Я вижу десять или двадцать человек, знания которых о межкультурных различиях находятся во фрагментарном состоянии. А я беру эти кусочки, эти обрывки из отрывков, и собираю в целое. Структурирую, систематизирую, фокусирую, мотивирую, убеждаю. А потом направляю стрелу прямо в сердце и разум. И меняю жизнь этих людей. Навсегда. Теперь они просвещены. По крайней мере, в этой области.

Вчерашняя группа была очень неоднородной по возрасту. Две новые молодые стажерки-надзирательницы только что после училища; санитар из медчасти в возрасте Христа; персонал межконфессиональной часовни, то есть имам, диакон, католическая монахиня и буддист – все лет под сорок; заместительница начальника тюрьмы по вопросам охраны – единственный человек, который может отменить любое распоряжение начальника! – дама бальзаковского возраста с рубенсовскими формами; старший повар, тоже лет под пятьдесят; и наконец, направленный на тренинг в последний момент помощник надзирателя Эд – пенсионер. Что он тут делает? Мы уже получили от него приглашения на прощальный ужин: пиво с сосисками в прекрасном тюремном саду. Он состоится в мае. На нашем Острове так организуются все серьезные дела. В нашем графстве церковные бракосочетания планируются, например, за два-три года. Если же не терпится сковать себя брачными узами или хочется сэкономить, можно махнуть в Лас-Вегас (так сделали мы с моим почти уже бывшим, я – потому что хотела обойтись без свидетелей, он – экономии ради).

С каких это щей я должна просвещать и обучать завтрашнего пенсионера? Любопытно.
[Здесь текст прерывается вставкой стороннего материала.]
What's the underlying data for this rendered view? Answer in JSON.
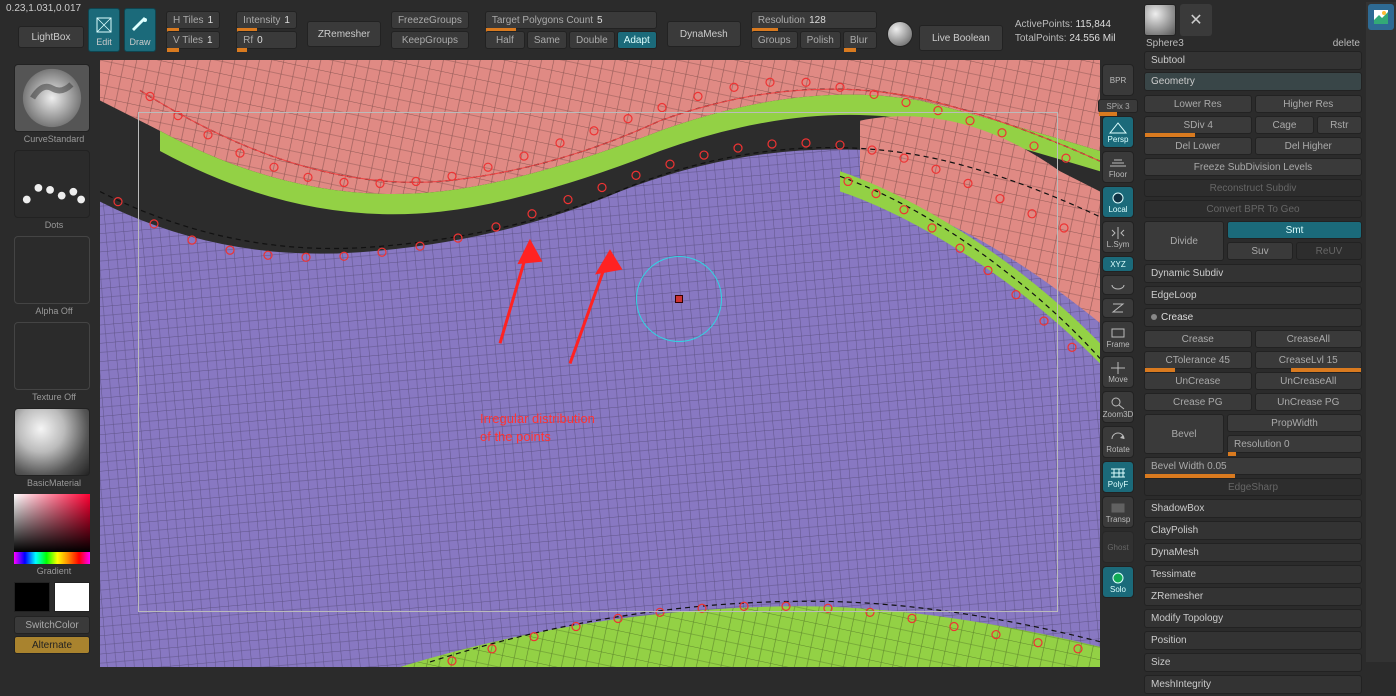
{
  "coords": "0.23,1.031,0.017",
  "shelf": {
    "lightbox": "LightBox",
    "edit": "Edit",
    "draw": "Draw",
    "htiles_label": "H Tiles",
    "htiles": "1",
    "vtiles_label": "V Tiles",
    "vtiles": "1",
    "intensity_label": "Intensity",
    "intensity": "1",
    "rf_label": "Rf",
    "rf": "0",
    "zremesher": "ZRemesher",
    "freeze": "FreezeGroups",
    "keep": "KeepGroups",
    "target_label": "Target Polygons Count",
    "target": "5",
    "half": "Half",
    "same": "Same",
    "double": "Double",
    "adapt": "Adapt",
    "dyna": "DynaMesh",
    "res_label": "Resolution",
    "res": "128",
    "groups": "Groups",
    "polish": "Polish",
    "blur_label": "Blur",
    "blur": "",
    "live": "Live Boolean"
  },
  "stats": {
    "ap_label": "ActivePoints:",
    "ap": "115,844",
    "tp_label": "TotalPoints:",
    "tp": "24.556 Mil"
  },
  "left": {
    "curve": "CurveStandard",
    "dots": "Dots",
    "alpha": "Alpha Off",
    "tex": "Texture Off",
    "mat": "BasicMaterial",
    "grad": "Gradient",
    "switch": "SwitchColor",
    "alt": "Alternate"
  },
  "right": {
    "bpr": "BPR",
    "spix_label": "SPix",
    "spix": "3",
    "persp": "Persp",
    "floor": "Floor",
    "local": "Local",
    "lsym": "L.Sym",
    "xyz": "XYZ",
    "frame": "Frame",
    "move": "Move",
    "zoom": "Zoom3D",
    "rotate": "Rotate",
    "polyf": "PolyF",
    "transp": "Transp",
    "ghost": "Ghost",
    "solo": "Solo"
  },
  "rpanel": {
    "sphere": "Sphere3",
    "del": "delete",
    "subtool": "Subtool",
    "geometry": "Geometry",
    "lower": "Lower Res",
    "higher": "Higher Res",
    "sdiv_label": "SDiv",
    "sdiv": "4",
    "cage": "Cage",
    "rstr": "Rstr",
    "dellower": "Del Lower",
    "delhigher": "Del Higher",
    "freeze": "Freeze SubDivision Levels",
    "reconstruct": "Reconstruct Subdiv",
    "convert": "Convert BPR To Geo",
    "divide": "Divide",
    "smt": "Smt",
    "suv": "Suv",
    "reuv": "ReUV",
    "dynsub": "Dynamic Subdiv",
    "edgeloop": "EdgeLoop",
    "crease_hdr": "Crease",
    "crease": "Crease",
    "creaseall": "CreaseAll",
    "ctol_label": "CTolerance",
    "ctol": "45",
    "clvl_label": "CreaseLvl",
    "clvl": "15",
    "uncrease": "UnCrease",
    "uncreaseall": "UnCreaseAll",
    "creasepg": "Crease PG",
    "uncreasepg": "UnCrease PG",
    "bevel": "Bevel",
    "propwidth": "PropWidth",
    "bres_label": "Resolution",
    "bres": "0",
    "bw_label": "Bevel Width",
    "bw": "0.05",
    "edgesharp": "EdgeSharp",
    "shadow": "ShadowBox",
    "clay": "ClayPolish",
    "dynamesh": "DynaMesh",
    "tess": "Tessimate",
    "zremesh": "ZRemesher",
    "modtopo": "Modify Topology",
    "position": "Position",
    "size": "Size",
    "meshint": "MeshIntegrity"
  },
  "annotation": {
    "line1": "Irregular distribution",
    "line2": "of the points"
  },
  "chart_data": {
    "type": "none"
  }
}
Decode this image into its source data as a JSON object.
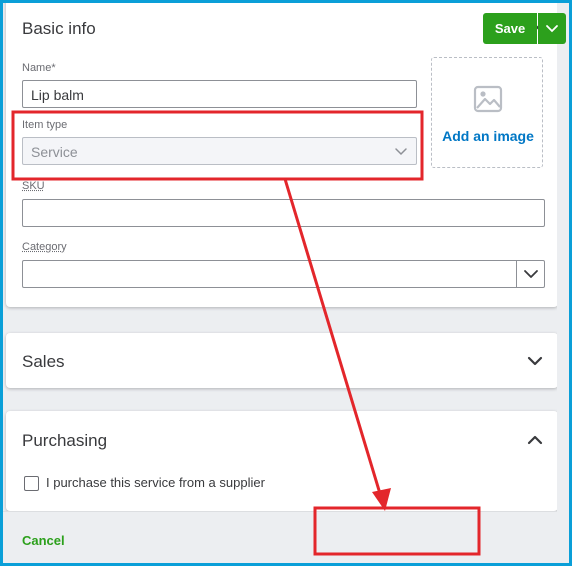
{
  "basic_info": {
    "title": "Basic info",
    "name_label": "Name*",
    "name_value": "Lip balm",
    "item_type_label": "Item type",
    "item_type_value": "Service",
    "sku_label": "SKU",
    "sku_value": "",
    "category_label": "Category",
    "category_value": "",
    "add_image_label": "Add an image"
  },
  "sales": {
    "title": "Sales"
  },
  "purchasing": {
    "title": "Purchasing",
    "supplier_checkbox_label": "I purchase this service from a supplier",
    "supplier_checked": false
  },
  "footer": {
    "cancel_label": "Cancel",
    "save_label": "Save"
  },
  "colors": {
    "accent_green": "#2ca01c",
    "link_blue": "#0077c5",
    "frame_blue": "#0a9fd8",
    "annotation_red": "#e3262b"
  }
}
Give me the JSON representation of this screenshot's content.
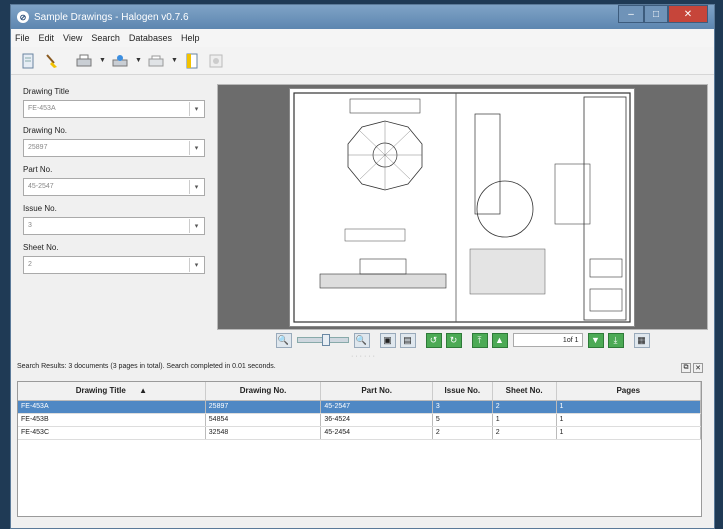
{
  "window": {
    "title": "Sample Drawings - Halogen v0.7.6"
  },
  "menu": [
    "File",
    "Edit",
    "View",
    "Search",
    "Databases",
    "Help"
  ],
  "toolbar": [
    "document-icon",
    "broom-icon",
    "print-icon",
    "scan-icon",
    "export-icon",
    "open-icon",
    "settings-icon"
  ],
  "filters": [
    {
      "label": "Drawing Title",
      "value": "FE-453A"
    },
    {
      "label": "Drawing No.",
      "value": "25897"
    },
    {
      "label": "Part No.",
      "value": "45-2547"
    },
    {
      "label": "Issue No.",
      "value": "3"
    },
    {
      "label": "Sheet No.",
      "value": "2"
    }
  ],
  "navigation": {
    "page_indicator": "1of 1"
  },
  "status": {
    "text": "Search Results: 3 documents (3 pages in total). Search completed in 0.01 seconds."
  },
  "table": {
    "headers": [
      "Drawing Title",
      "Drawing No.",
      "Part No.",
      "Issue No.",
      "Sheet No.",
      "Pages"
    ],
    "sort_indicator": "▲",
    "rows": [
      [
        "FE-453A",
        "25897",
        "45-2547",
        "3",
        "2",
        "1"
      ],
      [
        "FE-453B",
        "54854",
        "36-4524",
        "5",
        "1",
        "1"
      ],
      [
        "FE-453C",
        "32548",
        "45-2454",
        "2",
        "2",
        "1"
      ]
    ]
  }
}
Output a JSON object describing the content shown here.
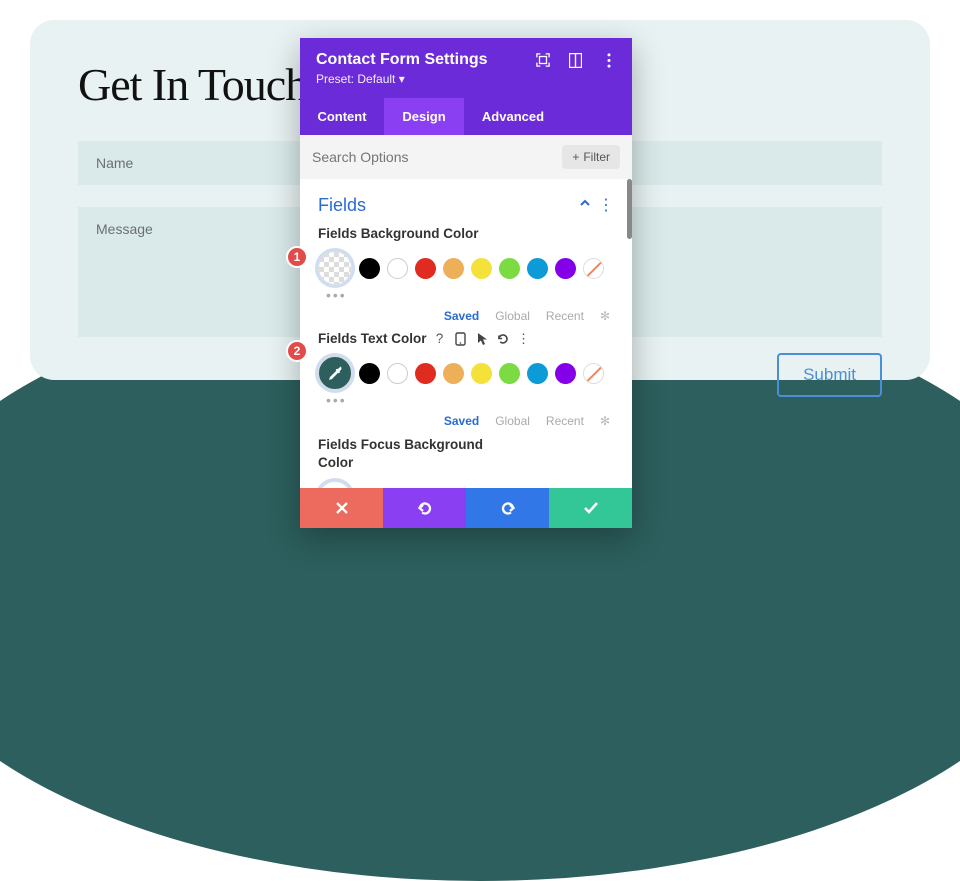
{
  "page": {
    "title": "Get In Touch",
    "name_placeholder": "Name",
    "message_placeholder": "Message",
    "submit_label": "Submit"
  },
  "panel": {
    "title": "Contact Form Settings",
    "preset_label": "Preset: Default",
    "tabs": [
      {
        "label": "Content",
        "active": false
      },
      {
        "label": "Design",
        "active": true
      },
      {
        "label": "Advanced",
        "active": false
      }
    ],
    "search_placeholder": "Search Options",
    "filter_label": "Filter",
    "section_title": "Fields",
    "options": [
      {
        "label": "Fields Background Color",
        "lead": "transparent",
        "tools": false
      },
      {
        "label": "Fields Text Color",
        "lead": "picker-dark",
        "tools": true
      },
      {
        "label": "Fields Focus Background Color",
        "lead": "picker-light",
        "tools": false
      }
    ],
    "footer_links": {
      "saved": "Saved",
      "global": "Global",
      "recent": "Recent"
    },
    "palette": [
      "#000000",
      "#ffffff",
      "#e02b20",
      "#edb059",
      "#f4e23a",
      "#7cdb42",
      "#0c9bd6",
      "#8300e9",
      "slash"
    ]
  },
  "badges": {
    "b1": "1",
    "b2": "2"
  },
  "colors": {
    "accent": "#6c2bd9"
  }
}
Рассказываю слушателям о бесчисленных ошибках, которые совершила в отношениях с людьми других культур. О том, как много типично английских норм поведения являются для меня непонятными и чужими, как часто поражает здешний «здравый смысл», ибо в моей Книге Понятий о Жизни такое поведение проходит по графе мелочности и скупости. Мы переехали сюда в 1999 году суровой зимой. В Москве неделю стоял мороз минус 27 градусов, в Лондоне – плюс 7. В Москве замерзло тридцать пьяных, в Лондоне – почти триста пенсионеров в собственных неотапливаемых домах. И это при том, что государство каждому пенсионеру выделяет в ноябре пособие на отопление. И большинство тратит эти деньги на рождественские подарки, а то и на пиво, но никак не на газ или электричество и живет всю зиму в единственной отапливаемой комнате четырехкомнатного дома. Рассказываю белорусский анекдот: исследователи деревенской жизни добрались до деревушки, расположенной в густом лесу на берегу Припяти. Они обратили внимание на отсутствие бани. Спросили одного дедка:

– Где вы моетесь, дедушка?

– Летом в реке.

– А зимой?

– Да сколько ее, той зимы?..

Утверждаю, что в каждом обществе существуют все типы межчеловеческих отношений, но в каждой культуре – в разных пропорциях.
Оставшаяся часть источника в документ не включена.